El decreto 1224, publicado el 11 de septiembre de 2007, declaró ‘cumplida la condición prevista por el primer párrafo del artículo 4° de la ley N° 25.972’. Pero el Indec había informado con anterioridad que el índice de desocupación se hallaba por debajo del 10% previsto en aquélla ley.

El transcripto texto de la ley 25.972 no contiene las palabras ‘de pleno derecho’ que sí figuraban en el artículo 3° del anterior decreto de prórroga 823/04; pero esa supresión no me parece relevante: la condición establecida por la ley es tan clara que aquellas palabras habrían sido redundantes.
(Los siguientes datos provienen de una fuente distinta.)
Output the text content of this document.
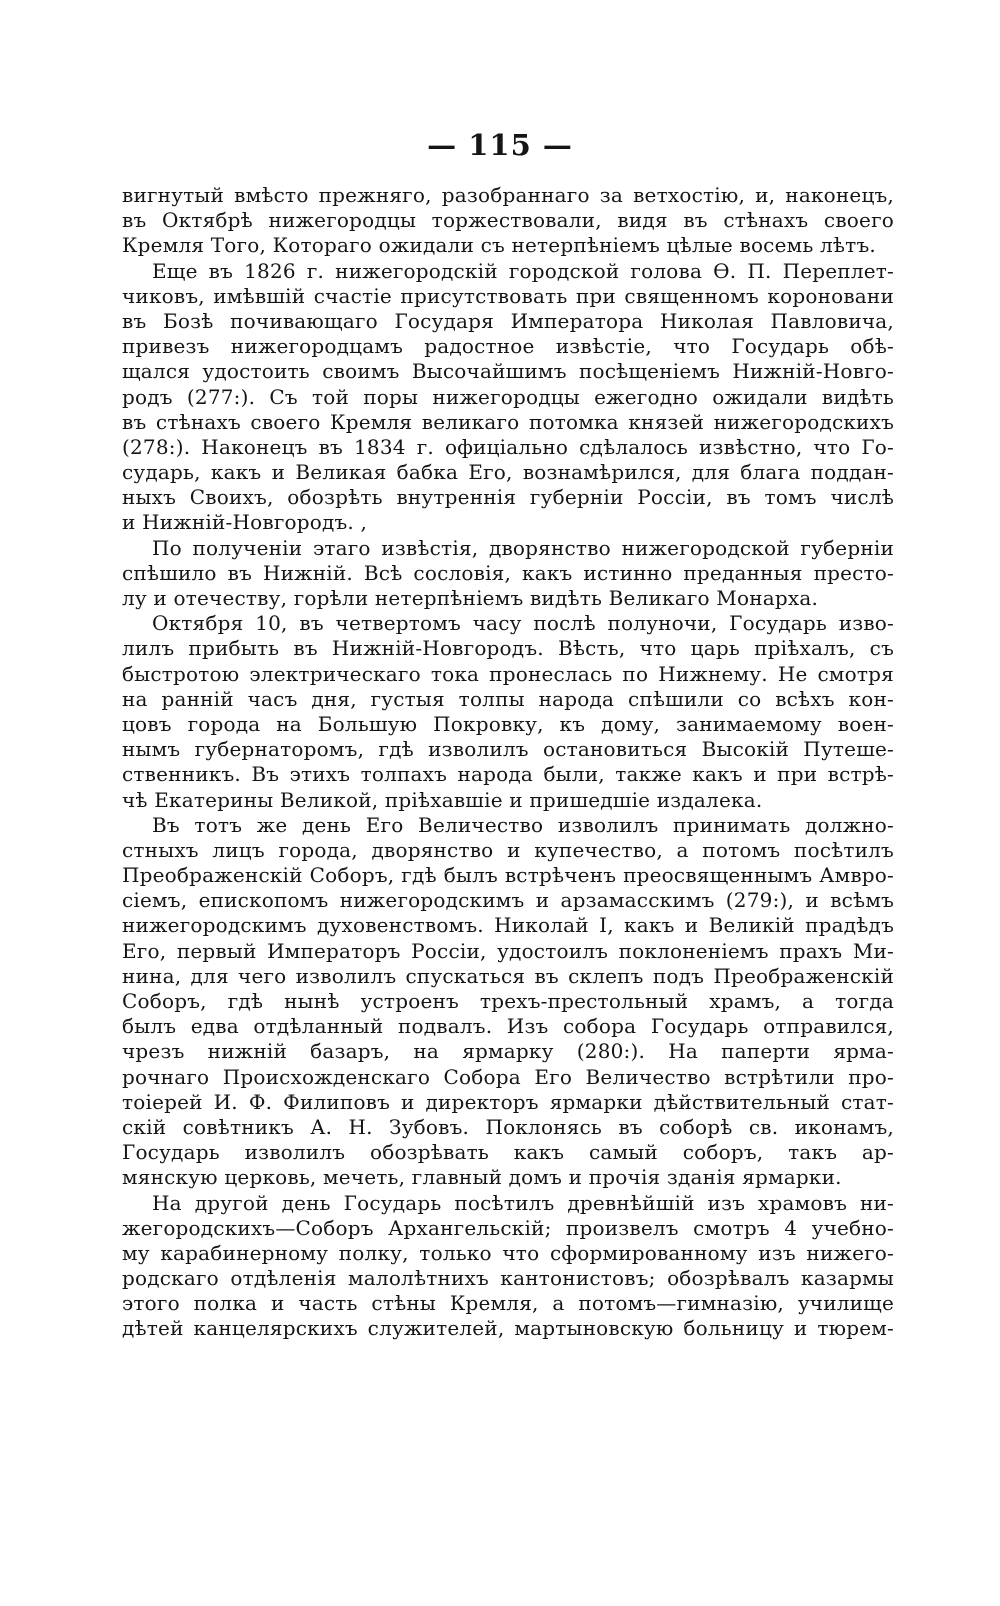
— 115 —
вигнутый вмѣсто прежняго, разобраннаго за ветхостію, и, наконецъ,
въ Октябрѣ нижегородцы торжествовали, видя въ стѣнахъ своего
Кремля Того, Котораго ожидали съ нетерпѣніемъ цѣлые восемь лѣтъ.
Еще въ 1826 г. нижегородскій городской голова Ѳ. П. Переплет-
чиковъ, имѣвшій счастіе присутствовать при священномъ короновани
въ Бозѣ почивающаго Государя Императора Николая Павловича,
привезъ нижегородцамъ радостное извѣстіе, что Государь обѣ-
щался удостоить своимъ Высочайшимъ посѣщеніемъ Нижній-Новго-
родъ (277:). Съ той поры нижегородцы ежегодно ожидали видѣть
въ стѣнахъ своего Кремля великаго потомка князей нижегородскихъ
(278:). Наконецъ въ 1834 г. офиціально сдѣлалось извѣстно, что Го-
сударь, какъ и Великая бабка Его, вознамѣрился, для блага поддан-
ныхъ Своихъ, обозрѣть внутреннія губерніи Россіи, въ томъ числѣ
и Нижній-Новгородъ. ,
По полученіи этаго извѣстія, дворянство нижегородской губерніи
спѣшило въ Нижній. Всѣ сословія, какъ истинно преданныя престо-
лу и отечеству, горѣли нетерпѣніемъ видѣть Великаго Монарха.
Октября 10, въ четвертомъ часу послѣ полуночи, Государь изво-
лилъ прибыть въ Нижній-Новгородъ. Вѣсть, что царь пріѣхалъ, съ
быстротою электрическаго тока пронеслась по Нижнему. Не смотря
на ранній часъ дня, густыя толпы народа спѣшили со всѣхъ кон-
цовъ города на Большую Покровку, къ дому, занимаемому воен-
нымъ губернаторомъ, гдѣ изволилъ остановиться Высокій Путеше-
ственникъ. Въ этихъ толпахъ народа были, также какъ и при встрѣ-
чѣ Екатерины Великой, пріѣхавшіе и пришедшіе издалека.
Въ тотъ же день Его Величество изволилъ принимать должно-
стныхъ лицъ города, дворянство и купечество, а потомъ посѣтилъ
Преображенскій Соборъ, гдѣ былъ встрѣченъ преосвященнымъ Амвро-
сіемъ, епископомъ нижегородскимъ и арзамасскимъ (279:), и всѣмъ
нижегородскимъ духовенствомъ. Николай I, какъ и Великій прадѣдъ
Его, первый Императоръ Россіи, удостоилъ поклоненіемъ прахъ Ми-
нина, для чего изволилъ спускаться въ склепъ подъ Преображенскій
Соборъ, гдѣ нынѣ устроенъ трехъ-престольный храмъ, а тогда
былъ едва отдѣланный подвалъ. Изъ собора Государь отправился,
чрезъ нижній базаръ, на ярмарку (280:). На паперти ярма-
рочнаго Происхожденскаго Собора Его Величество встрѣтили про-
тоіерей И. Ф. Филиповъ и директоръ ярмарки дѣйствительный стат-
скій совѣтникъ А. Н. Зубовъ. Поклонясь въ соборѣ св. иконамъ,
Государь изволилъ обозрѣвать какъ самый соборъ, такъ ар-
мянскую церковь, мечеть, главный домъ и прочія зданія ярмарки.
На другой день Государь посѣтилъ древнѣйшій изъ храмовъ ни-
жегородскихъ—Соборъ Архангельскій; произвелъ смотръ 4 учебно-
му карабинерному полку, только что сформированному изъ нижего-
родскаго отдѣленія малолѣтнихъ кантонистовъ; обозрѣвалъ казармы
этого полка и часть стѣны Кремля, а потомъ—гимназію, училище
дѣтей канцелярскихъ служителей, мартыновскую больницу и тюрем-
De otro modo, la ley habría dispuesto derechamente delegar en el Poder Ejecutivo la facultad de suprimir el recargo indemnizatorio en cualquier momento a partir de la prevista disminución del desempleo. En el mismo sentido, debo destacar que el Poder Ejecutivo había sido autorizado a disminuir o aun a declarar la cesación del estado de emergencia en cualquier momento y respecto de cualquiera de las materias comprendidas en aquel conjunto normativo ‘cuando la evolución favorable de la materia respectiva así lo aconseje’ (art. 2°, ley citada). En su consecuencia, el Poder Ejecutivo podría haber decretado el fin del recargo indemnizatorio aun antes de cumplirse la condición resolutoria prevista en el art. 4°. Pero no estaba autorizado a prorrogar el recargo por sí una vez que la condición hubiera sido cumplida.
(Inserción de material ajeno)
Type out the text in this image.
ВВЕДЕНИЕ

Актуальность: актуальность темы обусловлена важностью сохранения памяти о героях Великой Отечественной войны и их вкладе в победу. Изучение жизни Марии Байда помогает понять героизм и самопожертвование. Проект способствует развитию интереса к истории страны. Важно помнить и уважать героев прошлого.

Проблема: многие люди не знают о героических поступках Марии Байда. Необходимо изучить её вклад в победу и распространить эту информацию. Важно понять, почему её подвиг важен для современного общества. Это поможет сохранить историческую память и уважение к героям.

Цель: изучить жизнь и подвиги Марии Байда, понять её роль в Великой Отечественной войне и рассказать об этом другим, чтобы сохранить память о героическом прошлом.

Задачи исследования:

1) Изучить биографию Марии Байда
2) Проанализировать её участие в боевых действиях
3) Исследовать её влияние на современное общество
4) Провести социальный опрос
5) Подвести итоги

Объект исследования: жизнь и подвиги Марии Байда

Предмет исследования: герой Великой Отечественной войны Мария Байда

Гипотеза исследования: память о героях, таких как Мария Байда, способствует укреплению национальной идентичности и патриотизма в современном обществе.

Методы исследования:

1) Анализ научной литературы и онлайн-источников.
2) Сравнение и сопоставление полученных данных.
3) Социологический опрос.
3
Es cierto que el Indec no publica sus informes en el Boletín Oficial y que los da a conocer mediante adelantos de información e informes trimestrales. Pero estas circunstancias no eran desconocidas por el Poder Legislativo que, sin embargo, sujetó el recargo a una condición resolutoria dependiente de la determinación del Indec.

También es cierto que el índice de desempleo expresado de tal modo que considere empleadas a las personas beneficiarias de un plan de subsidios no puede tomarse en cuenta como la proporción real del desempleo en el país: en este punto coincido con la opinión de la Dra. Porta en el primero de los fallos citados precedentemente pero, como he dicho en la causa ‘Ledesma, Leonardo Javier c. Coto C.I.C.S.A. s/ diferencias de salarios’, el INDEC también elabora otro índice que no considera empleados a aquellos beneficiarios, puesto que, como puede observarse en la página de dicha institución, al fin del cuarto trimestre de 2006 el desempleo medido de esa manera ascendía todavía a 10,8, pero al fin del primer trimestre de 2007 (esto es, para el 31 de marzo de ese mismo año), el desempleo había bajado a 9,3. Esta es, pues, la fecha que ha de tomarse como final para el recargo previsto por el artículo 16 de la ley 25.561: cuando el decreto 1224 declaró cumplida la condición -declaración que no era necesaria de acuerdo con la ley- hacía ya más de cinco meses que la condición se hallaba cumplida y que el hecho era de conocimiento público”.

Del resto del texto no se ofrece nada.